第19回『このミス』大賞 次回作に期待 福井健太

『再会の約束プロジェクト』我那覇あかつき
『バーチャルという名の仮面』DAi
『グラウンド・マスター』遠野有人
 
 募集要項に「エンターテインメントを第一義の目的とした広義のミステリー」とある通り、本賞は広義のミステリーを募っている。ホラーやSFや時代小説でも「ミステリーとしての要素や冒険小説的興味」があれば対象内。超自然を含む作品が投じられるのも当然のことだろう。
 それはそれで良いのだが、アンリアルの導入だけで満足したものか、似たような着想が目に付くことも少なくない(今年は幽霊ネタが多かった)。結果的にモチーフが被るよりも、一歩先の独自性を示すほうがポイントは高い。必ずしも新奇を求めるわけではないが、ユニークさで勝負する人には「これだけで良いのか」と自問することも大切である。
 今年度の「次回作に期待」は三作。我那覇あかつき『再会の約束プロジェクト』は、高校生たちが夢の中で”十年後の手紙”を読み、仲間が殺される未来を変えるために裏切り者を捜すSFミステリ。予知夢で殺人を知るプロットは(既視感はあるにせよ)悪くないが、隠蔽された事件はやや凡庸。年代を往還する構成はもっと効果的に使えたはずだ。
 DAi『バーチャルという名の仮面』は動画配信にまつわる物語。
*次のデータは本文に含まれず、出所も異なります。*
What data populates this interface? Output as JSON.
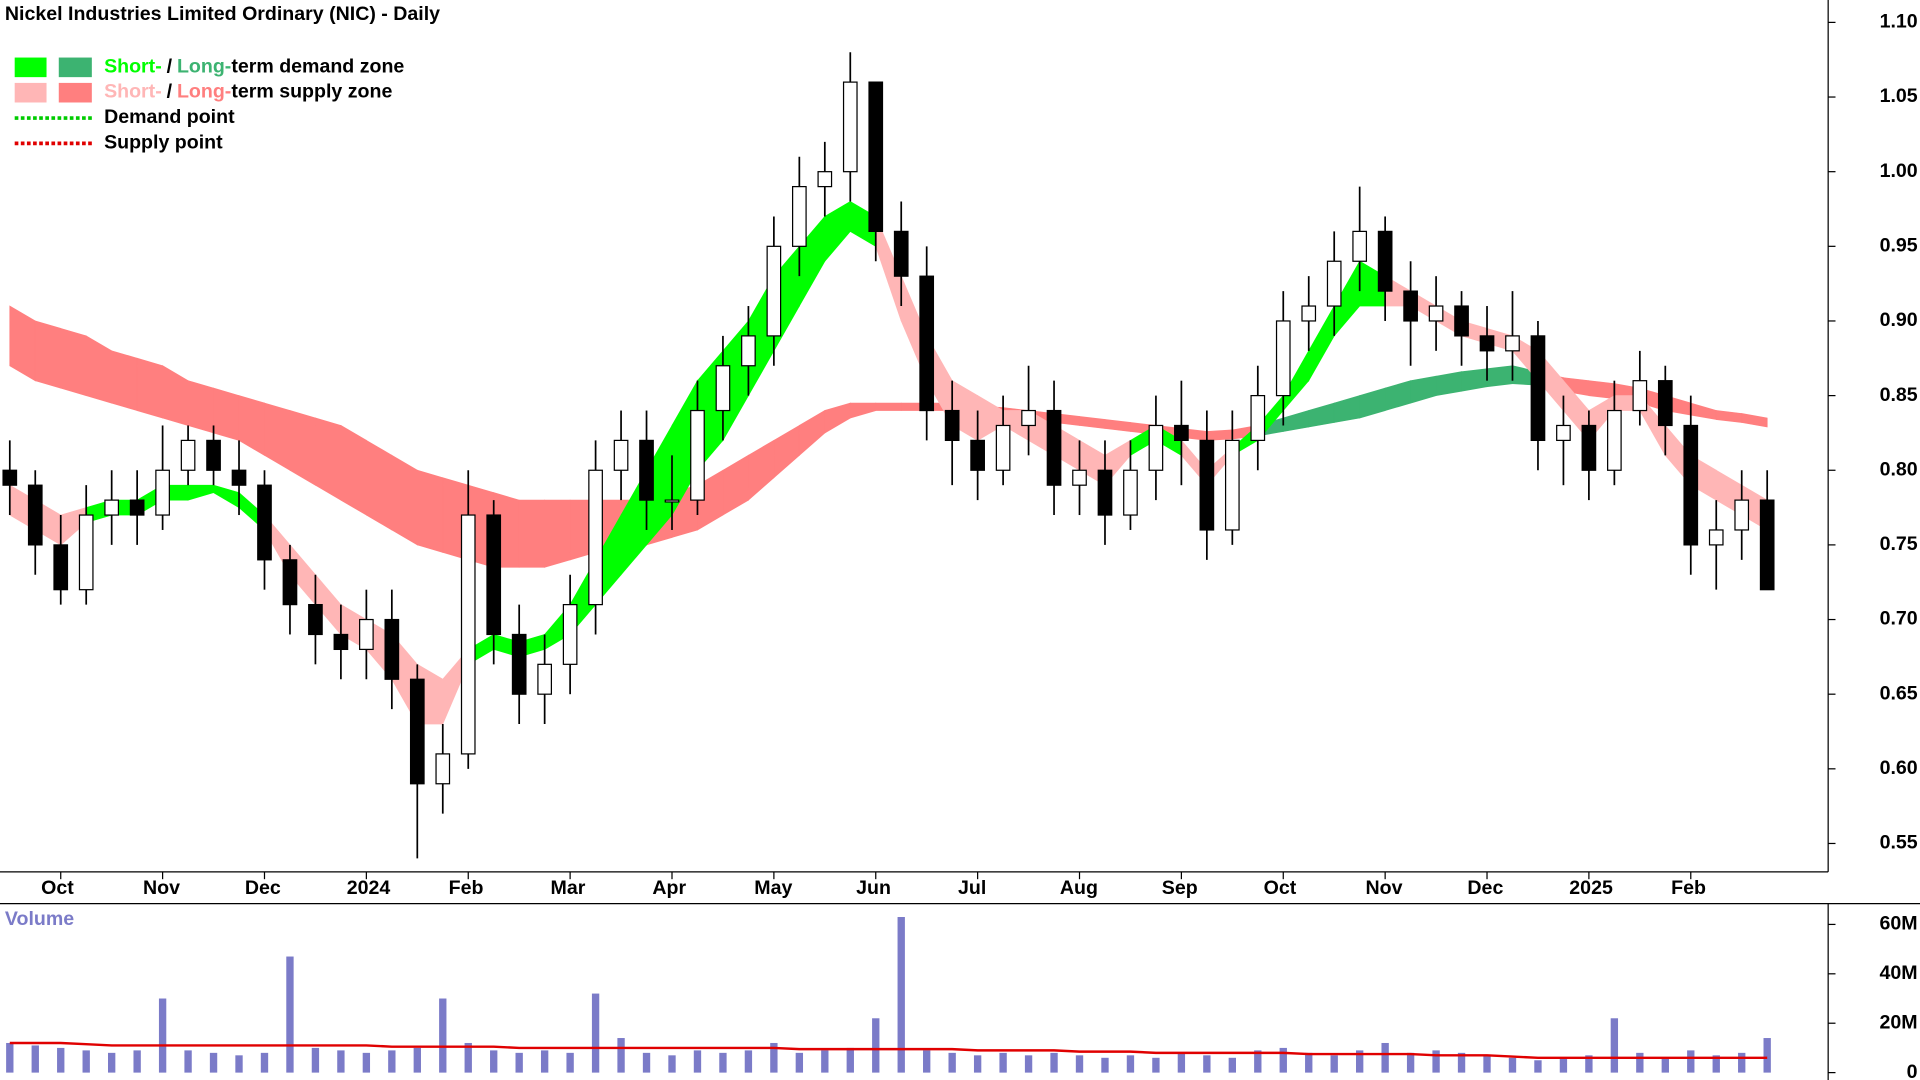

身元と容姿を伏せたバーチャル探偵クリスとして他の配信者たちの個人情報を晒す女子大生が、バーチャル探偵アユリに「必ず君の正体を突き止めてみせる」と挑戦される。いかにも現代的なガジェットは目を惹くが、ストーリーは”身元暴き合戦”の域を出ず、予定調和的に着地してしまう。主人公の造型や目的は興味深いだけに、長篇を支えるイベントで話を膨らませて欲しかった。
 遠野有人『グラウンド・マスター』は大掛かりな地面師詐欺の顛末。国会議事堂が中国人に建物登記されたことが判明し、若手議員が秘密裡に無登記状態に戻そうとする──という状況の独自性には拍手を送りたい。詐欺のプロセスもよく考えられているが、全体的に段取り説明の感が強いのは残念。場面ごとの盛り上げを意識すれば、珍しい設定の魅力をより引き出せただろう。著書のあるベテラン投稿者として、一層のスキルアップに期待したい。